Toru Shirakawa, public health research fellow in the Department of Social Medicine at Osaka University in Japan, noted that public awareness of the risk of pulmonary embolism from lengthy leg immobility is essential. "More research is needed to assess the risks of prolonged use of new technologies on pulmonary embolism morbidity and mortality," he says.
A separate study found that coffee drinking may be associated with increased risk of cardiovascular events (mainly myocardial infarctions) in young adults (ages 18-45) with mild hypertension. The 12-year study of more than 1,200 patients found that heavy coffee drinkers had a four-fold increased risk while moderate drinkers tripled their risk. Future prediabetes attenuated the associations suggesting that the effect of coffee on cardiovascular events may be mediated by its long-term influence on blood pressure (BP) and glucose metabolism.
"Drinking coffee increases the risk of prediabetes in young adults with hypertension who are slow caffeine metabolisers," said Lucio Mos, MD, from the Hospital of San Daniele del Friuli in Udine, Italy. "Slow caffeine metabolisers have longer exposure to the detrimental effects of caffeine on glucose metabolism. The risk is even greater if they are overweight or obese, and if they are heavy coffee drinkers. Thus, the effect of coffee on prediabetes depends on the amount of daily coffee intake and genetic background."
Meanwhile, Manolis Kallistratos, MD, from Asklepieion Voula General Hospital in Athens, Greece, presented a third study showing that midday naps may be associated with reduced BP levels and prescription of fewer antihypertensive medications. "Although William Blake affirms that it is better to think in the morning, act at noon, eat in the evening and sleep at night, noon sleep seems to have beneficial effects," he explains.

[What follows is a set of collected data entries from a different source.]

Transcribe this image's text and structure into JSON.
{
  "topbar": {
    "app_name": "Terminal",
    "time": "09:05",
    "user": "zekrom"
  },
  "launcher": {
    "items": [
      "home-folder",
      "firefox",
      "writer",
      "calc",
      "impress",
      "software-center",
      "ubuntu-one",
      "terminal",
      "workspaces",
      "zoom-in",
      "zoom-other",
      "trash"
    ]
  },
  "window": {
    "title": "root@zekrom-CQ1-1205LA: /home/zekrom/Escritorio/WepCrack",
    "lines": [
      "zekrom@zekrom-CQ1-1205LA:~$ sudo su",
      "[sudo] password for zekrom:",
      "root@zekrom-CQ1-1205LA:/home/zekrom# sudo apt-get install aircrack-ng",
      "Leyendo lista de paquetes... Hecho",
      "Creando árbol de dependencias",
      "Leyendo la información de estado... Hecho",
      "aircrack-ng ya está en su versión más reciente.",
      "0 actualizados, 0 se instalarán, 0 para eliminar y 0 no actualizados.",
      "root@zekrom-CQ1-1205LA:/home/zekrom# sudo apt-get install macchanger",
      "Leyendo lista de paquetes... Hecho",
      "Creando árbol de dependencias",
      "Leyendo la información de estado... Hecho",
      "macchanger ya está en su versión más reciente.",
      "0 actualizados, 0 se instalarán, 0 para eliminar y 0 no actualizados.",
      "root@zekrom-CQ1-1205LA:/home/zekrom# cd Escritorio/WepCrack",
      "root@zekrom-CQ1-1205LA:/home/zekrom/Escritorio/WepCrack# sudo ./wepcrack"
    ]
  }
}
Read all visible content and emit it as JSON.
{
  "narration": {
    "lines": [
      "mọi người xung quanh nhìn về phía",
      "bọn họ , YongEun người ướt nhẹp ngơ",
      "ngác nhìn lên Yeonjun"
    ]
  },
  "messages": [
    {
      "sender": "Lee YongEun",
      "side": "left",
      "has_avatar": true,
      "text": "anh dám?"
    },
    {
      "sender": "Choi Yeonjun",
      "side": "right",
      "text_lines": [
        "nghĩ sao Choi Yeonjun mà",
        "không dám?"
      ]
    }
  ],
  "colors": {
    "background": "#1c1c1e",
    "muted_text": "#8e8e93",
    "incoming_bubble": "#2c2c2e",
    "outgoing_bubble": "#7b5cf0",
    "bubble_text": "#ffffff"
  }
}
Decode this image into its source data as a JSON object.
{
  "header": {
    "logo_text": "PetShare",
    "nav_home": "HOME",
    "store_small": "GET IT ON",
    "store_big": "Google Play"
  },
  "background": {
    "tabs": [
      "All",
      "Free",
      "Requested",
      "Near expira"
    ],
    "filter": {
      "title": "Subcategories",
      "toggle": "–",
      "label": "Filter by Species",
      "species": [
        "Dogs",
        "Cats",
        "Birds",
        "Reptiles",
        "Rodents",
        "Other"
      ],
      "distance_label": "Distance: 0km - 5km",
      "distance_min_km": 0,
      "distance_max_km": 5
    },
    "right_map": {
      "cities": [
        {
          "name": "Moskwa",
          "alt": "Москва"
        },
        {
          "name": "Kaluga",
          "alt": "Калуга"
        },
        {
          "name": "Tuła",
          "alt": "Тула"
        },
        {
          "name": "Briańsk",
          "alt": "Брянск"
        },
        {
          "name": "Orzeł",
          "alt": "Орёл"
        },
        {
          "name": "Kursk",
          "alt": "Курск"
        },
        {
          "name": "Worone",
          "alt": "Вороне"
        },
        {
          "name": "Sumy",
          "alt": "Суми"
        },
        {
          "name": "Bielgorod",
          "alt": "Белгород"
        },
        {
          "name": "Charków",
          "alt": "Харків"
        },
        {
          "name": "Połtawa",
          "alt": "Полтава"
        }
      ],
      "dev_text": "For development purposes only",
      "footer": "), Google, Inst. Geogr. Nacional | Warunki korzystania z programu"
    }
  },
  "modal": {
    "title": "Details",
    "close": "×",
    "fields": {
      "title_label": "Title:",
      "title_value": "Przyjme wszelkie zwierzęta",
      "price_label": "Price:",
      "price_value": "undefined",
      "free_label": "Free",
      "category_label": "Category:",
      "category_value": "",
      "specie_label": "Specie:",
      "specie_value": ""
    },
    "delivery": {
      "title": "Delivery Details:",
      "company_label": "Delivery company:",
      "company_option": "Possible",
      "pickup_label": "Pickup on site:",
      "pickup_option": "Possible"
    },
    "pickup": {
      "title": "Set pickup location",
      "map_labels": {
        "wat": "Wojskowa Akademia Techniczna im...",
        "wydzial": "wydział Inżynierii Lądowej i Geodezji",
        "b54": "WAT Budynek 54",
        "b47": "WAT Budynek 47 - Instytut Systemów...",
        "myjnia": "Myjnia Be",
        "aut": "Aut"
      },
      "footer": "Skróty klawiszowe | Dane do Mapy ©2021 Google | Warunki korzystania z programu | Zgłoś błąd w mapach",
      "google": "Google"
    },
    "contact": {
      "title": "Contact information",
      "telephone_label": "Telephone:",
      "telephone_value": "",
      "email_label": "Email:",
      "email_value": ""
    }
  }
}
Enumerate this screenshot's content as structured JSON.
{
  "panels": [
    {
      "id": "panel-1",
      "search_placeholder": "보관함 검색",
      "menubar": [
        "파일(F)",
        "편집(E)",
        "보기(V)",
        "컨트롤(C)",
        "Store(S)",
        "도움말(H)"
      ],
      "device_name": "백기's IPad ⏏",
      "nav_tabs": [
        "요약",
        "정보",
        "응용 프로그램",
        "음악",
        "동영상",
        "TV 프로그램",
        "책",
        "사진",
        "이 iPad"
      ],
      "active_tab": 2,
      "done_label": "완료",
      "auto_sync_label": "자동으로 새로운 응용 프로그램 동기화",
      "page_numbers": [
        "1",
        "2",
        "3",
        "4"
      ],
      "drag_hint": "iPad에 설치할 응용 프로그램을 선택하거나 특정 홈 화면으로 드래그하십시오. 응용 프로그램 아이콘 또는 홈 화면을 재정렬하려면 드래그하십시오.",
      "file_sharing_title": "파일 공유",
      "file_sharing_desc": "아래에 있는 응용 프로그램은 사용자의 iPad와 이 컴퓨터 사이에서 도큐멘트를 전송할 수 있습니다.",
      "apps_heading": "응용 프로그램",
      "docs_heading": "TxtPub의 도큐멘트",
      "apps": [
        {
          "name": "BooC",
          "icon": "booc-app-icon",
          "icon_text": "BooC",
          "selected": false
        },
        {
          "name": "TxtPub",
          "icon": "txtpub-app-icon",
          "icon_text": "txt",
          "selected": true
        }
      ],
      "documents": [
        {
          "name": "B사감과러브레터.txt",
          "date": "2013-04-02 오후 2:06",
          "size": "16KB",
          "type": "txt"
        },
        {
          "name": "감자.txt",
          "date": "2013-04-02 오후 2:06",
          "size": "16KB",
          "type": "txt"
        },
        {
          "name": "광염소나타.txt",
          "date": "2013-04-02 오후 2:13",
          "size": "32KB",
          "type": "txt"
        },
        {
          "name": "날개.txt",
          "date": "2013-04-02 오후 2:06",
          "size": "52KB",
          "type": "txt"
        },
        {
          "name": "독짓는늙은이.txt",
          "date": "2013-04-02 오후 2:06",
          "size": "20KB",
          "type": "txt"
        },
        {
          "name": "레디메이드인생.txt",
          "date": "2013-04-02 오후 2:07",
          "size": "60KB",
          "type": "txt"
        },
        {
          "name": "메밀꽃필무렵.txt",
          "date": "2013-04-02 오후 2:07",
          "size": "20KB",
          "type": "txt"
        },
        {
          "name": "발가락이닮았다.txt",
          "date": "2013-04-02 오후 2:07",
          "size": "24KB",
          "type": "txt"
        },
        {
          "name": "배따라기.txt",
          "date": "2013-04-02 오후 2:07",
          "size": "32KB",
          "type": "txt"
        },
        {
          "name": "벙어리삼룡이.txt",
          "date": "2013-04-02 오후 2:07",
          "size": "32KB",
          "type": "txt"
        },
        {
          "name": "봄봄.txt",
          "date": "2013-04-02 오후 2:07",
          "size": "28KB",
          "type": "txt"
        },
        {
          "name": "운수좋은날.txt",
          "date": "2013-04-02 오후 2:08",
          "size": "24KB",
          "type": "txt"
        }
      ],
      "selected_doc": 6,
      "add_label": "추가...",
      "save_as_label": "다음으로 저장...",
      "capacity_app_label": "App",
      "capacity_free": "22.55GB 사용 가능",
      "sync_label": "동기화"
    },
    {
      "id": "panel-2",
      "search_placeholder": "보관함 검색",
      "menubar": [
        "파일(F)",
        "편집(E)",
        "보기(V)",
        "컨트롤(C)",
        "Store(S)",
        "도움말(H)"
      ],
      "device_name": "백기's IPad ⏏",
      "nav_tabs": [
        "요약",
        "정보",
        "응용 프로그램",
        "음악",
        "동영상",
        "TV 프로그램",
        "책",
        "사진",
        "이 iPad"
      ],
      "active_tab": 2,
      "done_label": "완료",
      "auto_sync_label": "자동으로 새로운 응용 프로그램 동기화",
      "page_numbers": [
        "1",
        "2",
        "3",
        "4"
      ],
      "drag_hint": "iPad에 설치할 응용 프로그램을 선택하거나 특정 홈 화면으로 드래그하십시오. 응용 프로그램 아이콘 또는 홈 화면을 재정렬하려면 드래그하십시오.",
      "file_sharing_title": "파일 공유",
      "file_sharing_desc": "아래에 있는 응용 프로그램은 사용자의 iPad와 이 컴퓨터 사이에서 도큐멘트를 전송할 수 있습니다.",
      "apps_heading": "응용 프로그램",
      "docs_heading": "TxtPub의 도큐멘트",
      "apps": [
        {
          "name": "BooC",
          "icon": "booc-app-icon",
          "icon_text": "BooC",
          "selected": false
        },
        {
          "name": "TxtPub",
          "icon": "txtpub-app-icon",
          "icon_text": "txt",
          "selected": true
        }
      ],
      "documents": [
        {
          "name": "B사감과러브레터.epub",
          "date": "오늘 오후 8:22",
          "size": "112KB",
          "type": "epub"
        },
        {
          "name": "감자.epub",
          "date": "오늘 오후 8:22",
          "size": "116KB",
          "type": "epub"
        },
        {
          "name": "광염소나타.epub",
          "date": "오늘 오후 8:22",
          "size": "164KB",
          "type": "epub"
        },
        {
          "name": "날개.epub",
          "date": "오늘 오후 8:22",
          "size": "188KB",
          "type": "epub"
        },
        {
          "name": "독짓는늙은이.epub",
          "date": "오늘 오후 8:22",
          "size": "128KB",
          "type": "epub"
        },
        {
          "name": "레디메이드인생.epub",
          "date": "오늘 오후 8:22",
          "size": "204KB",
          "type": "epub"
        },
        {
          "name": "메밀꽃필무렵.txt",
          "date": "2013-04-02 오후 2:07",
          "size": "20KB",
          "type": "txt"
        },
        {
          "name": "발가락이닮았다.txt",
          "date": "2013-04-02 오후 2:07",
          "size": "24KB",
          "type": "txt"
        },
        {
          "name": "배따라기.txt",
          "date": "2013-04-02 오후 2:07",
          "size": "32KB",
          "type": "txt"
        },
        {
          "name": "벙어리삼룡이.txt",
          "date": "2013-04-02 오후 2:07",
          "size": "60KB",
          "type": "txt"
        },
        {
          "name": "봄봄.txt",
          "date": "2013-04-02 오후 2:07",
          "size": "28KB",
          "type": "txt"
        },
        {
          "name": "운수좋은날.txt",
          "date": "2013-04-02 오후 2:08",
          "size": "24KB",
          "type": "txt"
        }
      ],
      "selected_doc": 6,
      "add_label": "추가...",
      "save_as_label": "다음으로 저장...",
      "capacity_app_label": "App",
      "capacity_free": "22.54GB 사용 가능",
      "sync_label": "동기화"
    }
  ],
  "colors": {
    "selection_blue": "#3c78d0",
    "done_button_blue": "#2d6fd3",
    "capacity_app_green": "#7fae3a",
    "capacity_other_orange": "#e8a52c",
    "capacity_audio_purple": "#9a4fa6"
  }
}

After adjusting for other factors that could influence BP such as age, gender, body mass index, smoking status, salt, alcohol, exercise and coffee, Kallistratos and his fellow researchers found that midday sleepers had a 5 percent lower average 24-hour ambulatory systolic BP (6 mmHg) compared to patients who did not sleep at all midday. Their average systolic BP readings were 4 percent lower when they were awake (5 mmHg) and 6 percent lower while they slept at night (7 mmHg) than non-midday sleepers. Additionally, the longer the midday sleep the lower the systolic BP levels.
Depressive symptoms and extremes of BP predict the highest rates of harmful vascular events in patients with existing cardiovascular disease, diabetes or stroke, according to another study of more than 35,000 patients. Researchers found that the risk of further stroke or myocardial infarction, heart failure or dying due to cardiovascular disease at four years was 83 percent higher in depressed patients with high BP and 36 percent higher in depressed patients with low BP, compared to those with normal BP and no depressive symptoms.
"Our findings suggest that focusing resources on monitoring BP and providing treatment in patients with associated depressive symptoms could improve health outcomes by reducing the risk of further strokes or [myocardial infarctions], having heart failure or dying from cardiovascular disease," said Bhautesh Jani, MD, from the Institute of Health and Wellbeing, University of Glasgow, UK. "They also indicate that patients with high or low BP might benefit from screening and treatment for depression. To date there are no studies showing that treatment of depression changes or improves cardiovascular outcomes and more research is needed in this area. Studies are also needed to further understand how BP and depression interact."